Ah! Enfin le bus 32 arrive, je m’empresse de grimper dedans, pour retrouver la fraîcheur bienvenue de la clim’. Quelques ouvriers indiens ou pakistanais, en tenue de travail, leurs gamelles à côté d’eux me regardent. Une fois installé dans mon siège, au fond du bus, j’ouvre un bouquin pour faire passer l’heure de trajet. Le bus se remplit au fur et à mesure, pour finir bondé. Note: Toujours jouer des coudes pour sortir à l’arrêt de bus, Madinat Zayed, juste à côté du Souk de l’Or. Une fois sorti du bus, je n’y vois plus rien: une épaisse couche de buée a envahit mes lunettes de soleil. Heureusement le bureau de MSF n’est pas loin – à peine 2 minutes de marche. La journée passe vite, entrecoupée du repas de midi, composé de l’habituelle ‘fatouch’ (salade accompagnée de graines de grenade), ainsi que de shawarma (sorte de kebab). 4 heures: goûter de Princes LU – la marque est importante, toutes les autres ne sont pas craquantes. On trouve rarement des gâteaux craquants à Abu Dhabi, à cause de l’humidité !

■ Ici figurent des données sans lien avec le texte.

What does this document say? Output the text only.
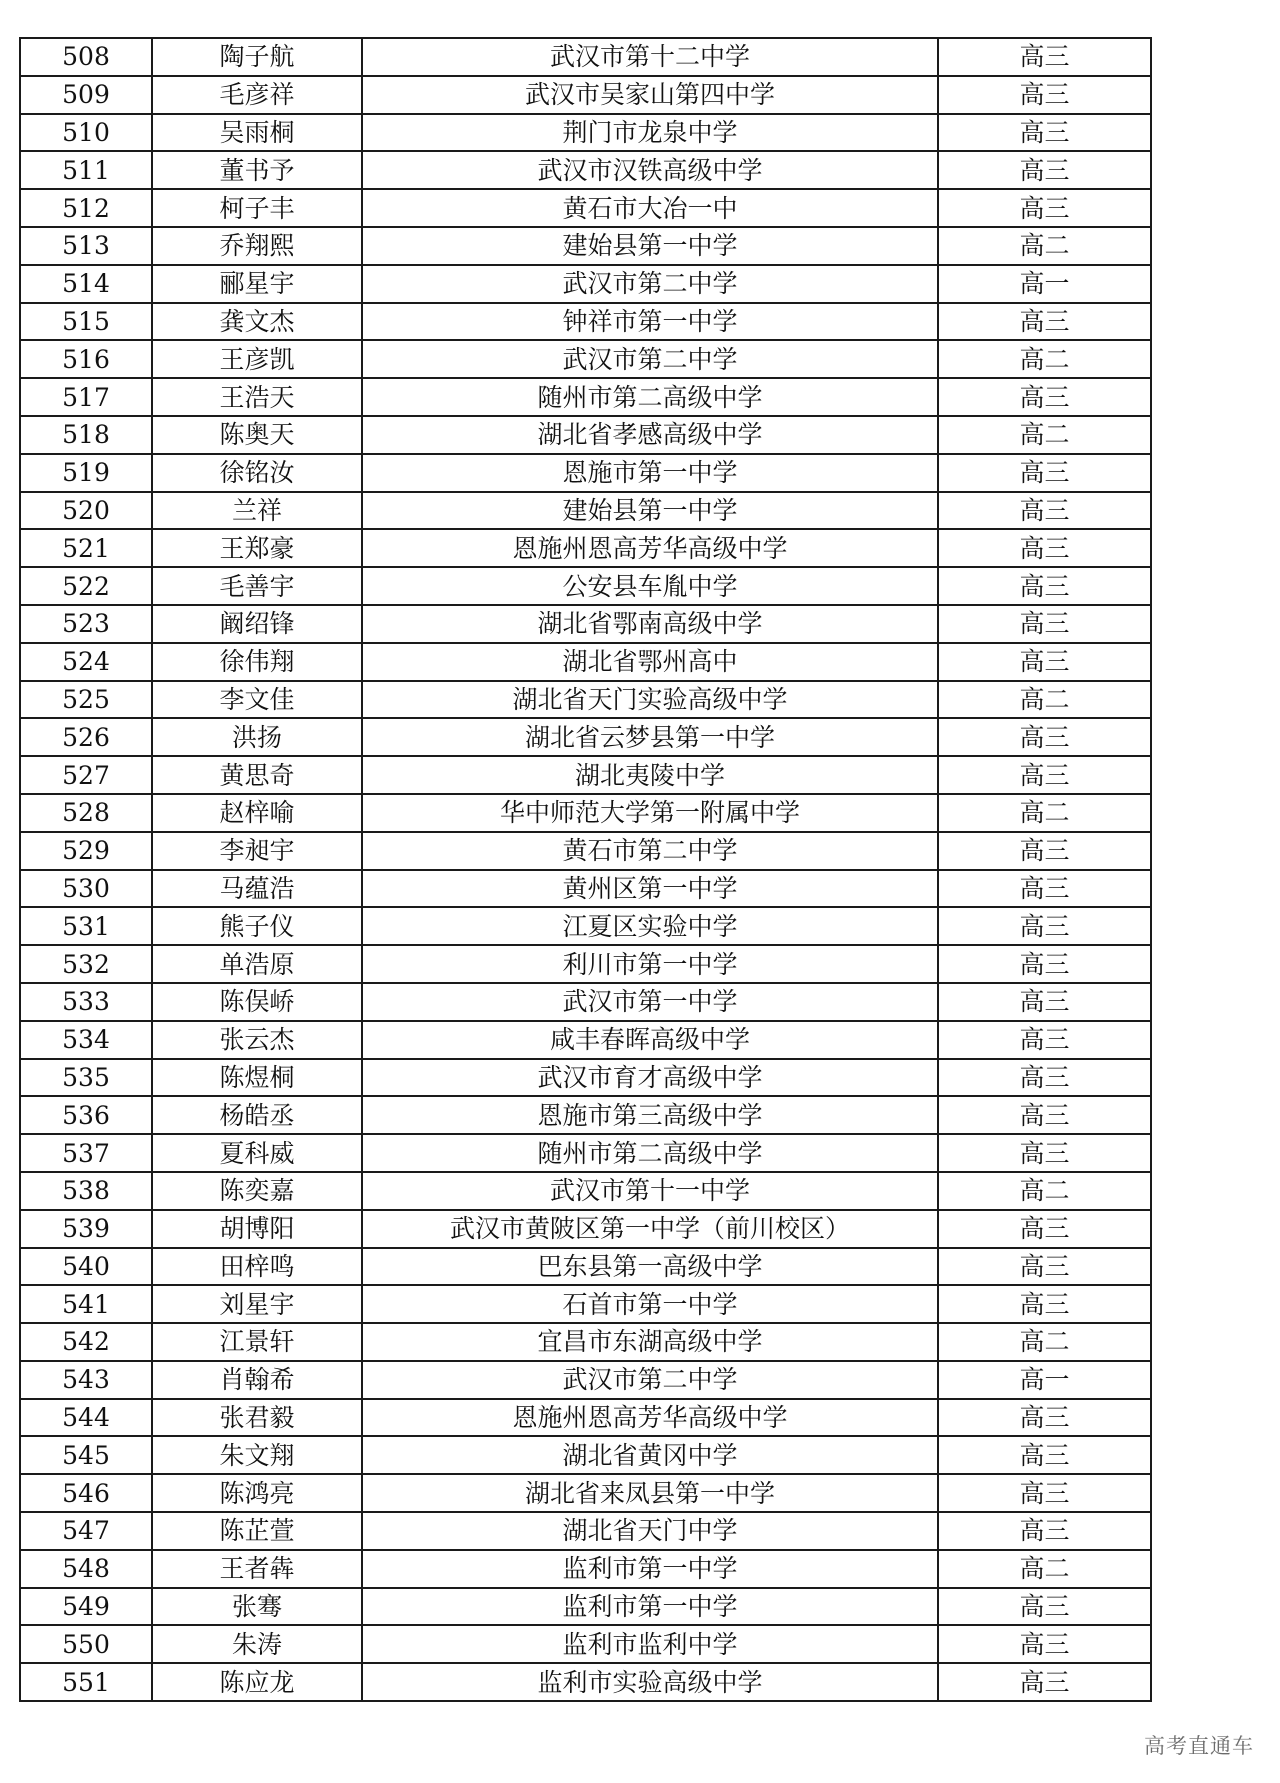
508	陶子航	武汉市第十二中学	高三
509	毛彦祥	武汉市吴家山第四中学	高三
510	吴雨桐	荆门市龙泉中学	高三
511	董书予	武汉市汉铁高级中学	高三
512	柯子丰	黄石市大冶一中	高三
513	乔翔熙	建始县第一中学	高二
514	郦星宇	武汉市第二中学	高一
515	龚文杰	钟祥市第一中学	高三
516	王彦凯	武汉市第二中学	高二
517	王浩天	随州市第二高级中学	高三
518	陈奥天	湖北省孝感高级中学	高二
519	徐铭汝	恩施市第一中学	高三
520	兰祥	建始县第一中学	高三
521	王郑豪	恩施州恩高芳华高级中学	高三
522	毛善宇	公安县车胤中学	高三
523	阚绍锋	湖北省鄂南高级中学	高三
524	徐伟翔	湖北省鄂州高中	高三
525	李文佳	湖北省天门实验高级中学	高二
526	洪扬	湖北省云梦县第一中学	高三
527	黄思奇	湖北夷陵中学	高三
528	赵梓喻	华中师范大学第一附属中学	高二
529	李昶宇	黄石市第二中学	高三
530	马蕴浩	黄州区第一中学	高三
531	熊子仪	江夏区实验中学	高三
532	单浩原	利川市第一中学	高三
533	陈俣峤	武汉市第一中学	高三
534	张云杰	咸丰春晖高级中学	高三
535	陈煜桐	武汉市育才高级中学	高三
536	杨皓丞	恩施市第三高级中学	高三
537	夏科威	随州市第二高级中学	高三
538	陈奕嘉	武汉市第十一中学	高二
539	胡博阳	武汉市黄陂区第一中学（前川校区）	高三
540	田梓鸣	巴东县第一高级中学	高三
541	刘星宇	石首市第一中学	高三
542	江景轩	宜昌市东湖高级中学	高二
543	肖翰希	武汉市第二中学	高一
544	张君毅	恩施州恩高芳华高级中学	高三
545	朱文翔	湖北省黄冈中学	高三
546	陈鸿亮	湖北省来凤县第一中学	高三
547	陈芷萱	湖北省天门中学	高三
548	王者犇	监利市第一中学	高二
549	张骞	监利市第一中学	高三
550	朱涛	监利市监利中学	高三
551	陈应龙	监利市实验高级中学	高三
高考直通车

Fin du boulot, un petit tour dans un centre commercial pour faire des courses: des femmes portant le hijab (composée de la burqa – le voile, et l’abaya, la robe – qui peut d’ailleurs être portée par les hommes), font des courses chez Gucci, Vuitton et consors, souvent accompagnées de leurs enfants. Des lourdes volutes de parfum entêtant flottent dans l’air, lorsque l’on passe à côté d’elles ou de leurs maris.
L’estomac se rappelle à mon bon souvenir: ce soir, je ne mange pas à la maison, direction le Shangri-La et sa kyrielle de restaurants. Un morceau de choix: le Meat & Co, où une sympathique équipe nous accueille. Quel étrange sentiment, à chaque fois que je me rends dans de tels lieux, de sentir les serveurs sur-attentionnés autour de soi. Pas de porc au menu – pays musulman oblige, mais pas de problème pour l’alcool. Un verre de blanc pour accompagner le poisson, toujours. Après le repas, un petite bière serait parfaite pour terminer la soirée. L’heure avance, je ne connais personne dans le bar: impossible de rentrer, il faut être un “vipe”.
Je prends un taxi: le chauffeur, la peau presque noire ébène, une petite moustache, se nomme Ahmudheen et doit être indien. J’engage la conversation avec lui: il est bien indien, tout juste arrivé du Bangladesh il y a de ça 3 mois. Conduit son taxi gris argenté entre 18 et 20 heures par jour, en gagnant 20% de chaque course. Il évoque avec un sentiment mêlé de mélancolie et fierté, sa famille. Aimerait rentrer l’an prochain chez lui, si il n’arrive pas à gagner plus d’argent. Fin de la conversation, je suis arrivé à la maison. Fin de la journée.